Further, while employees who are not executive officers and directors are not prohibited by law from engaging in short sales of the Company’s securities, the Company believes it is inappropriate for employees to engage in such transactions and therefore strongly discourages all employees from such activity.  The Company has provided, or will provide, separate memoranda and other appropriate materials to its executive officers and directors and those identified employees regarding compliance with Section 16 and its related rules.

If you believe that you may be in possession of Material Nonpublic Information, do not disclose that information without first discussing the same with the Company’s Chief Executive Officer.    

Individual Responsibility - Every officer, director and other employee, consultant and contractor has the individual responsibility to comply with this Policy against insider trading.  An Insider may, from time to time, have to forego a proposed transaction in the Company’s securities even if he or she planned to make the transaction before learning of the Material Nonpublic Information and even though the Insider believes he or she may suffer an economic loss or forego anticipated profit by waiting. 

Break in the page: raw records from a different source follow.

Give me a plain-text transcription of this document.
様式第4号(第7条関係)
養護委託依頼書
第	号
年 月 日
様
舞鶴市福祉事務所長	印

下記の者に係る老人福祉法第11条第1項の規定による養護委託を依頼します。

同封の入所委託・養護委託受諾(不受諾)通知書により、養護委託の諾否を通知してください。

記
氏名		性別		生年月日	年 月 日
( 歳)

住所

TRANSACTIONS BY RELATED PERSONS

The restrictions noted herein that apply to you also apply to: (i) your family members (your spouse, minor children and anyone else living in your household); (ii) partnerships in which you are a general partner or corporations in which you are a controlling shareholder; (iii) trusts in which you are a trustee; and (iv) estates of which you are an executor (collectively, “Related Persons”).  Employees are expected to be responsible for the compliance of Related Persons.

CERTAIN EXCEPTIONS

For purposes of this Policy, the Company considers that the exercise of stock options for cash under the Company’s stock option plan and/or the purchase of shares pursuant to the Company’s employee stock purchase plan, if applicable (but not the sale of any shares issued upon such exercise or purchase and not a cashless exercise (accomplished by a sale of a portion of the shares issued upon exercise of an option)) are exempt from this Policy, since the other party to these transactions is the Company itself and the price does not vary with the market, but is fixed by the terms of the option agreement or plan, as applicable.  In addition, for purposes of this Policy, the Company considers that bona fide gifts of the securities of the Company are exempt from this Policy.

10b5- 1 PLANS

The Company recognizes the potential need of employees, and allows employees, to enter into Rule 10b5-1 plan arrangements with brokerage and investment firms to facilitate the trading of Company securities.  These arrangements should be pre-cleared by the Company’s legal counsel and the Chief Executive Officer prior to execution to insure full compliance with Rule 10b5-1.

INQUIRIES & COMPANY ASSISTANCE

Any person who has any questions about specific transactions or as to any of the matters discussed in this Policy may obtain additional guidance from the Company’s Chief Executive Officer or legal counsel.  Remember, however, the ultimate responsibility for adhering to this Policy and avoiding improper transactions rests with you.  It is imperative that you use your best judgment. 

CERTIFICATION

Employees may be required to certify their understanding of and intent to comply with this Policy.  Officers and directors and other key employees may be required to certify compliance on an annual basis.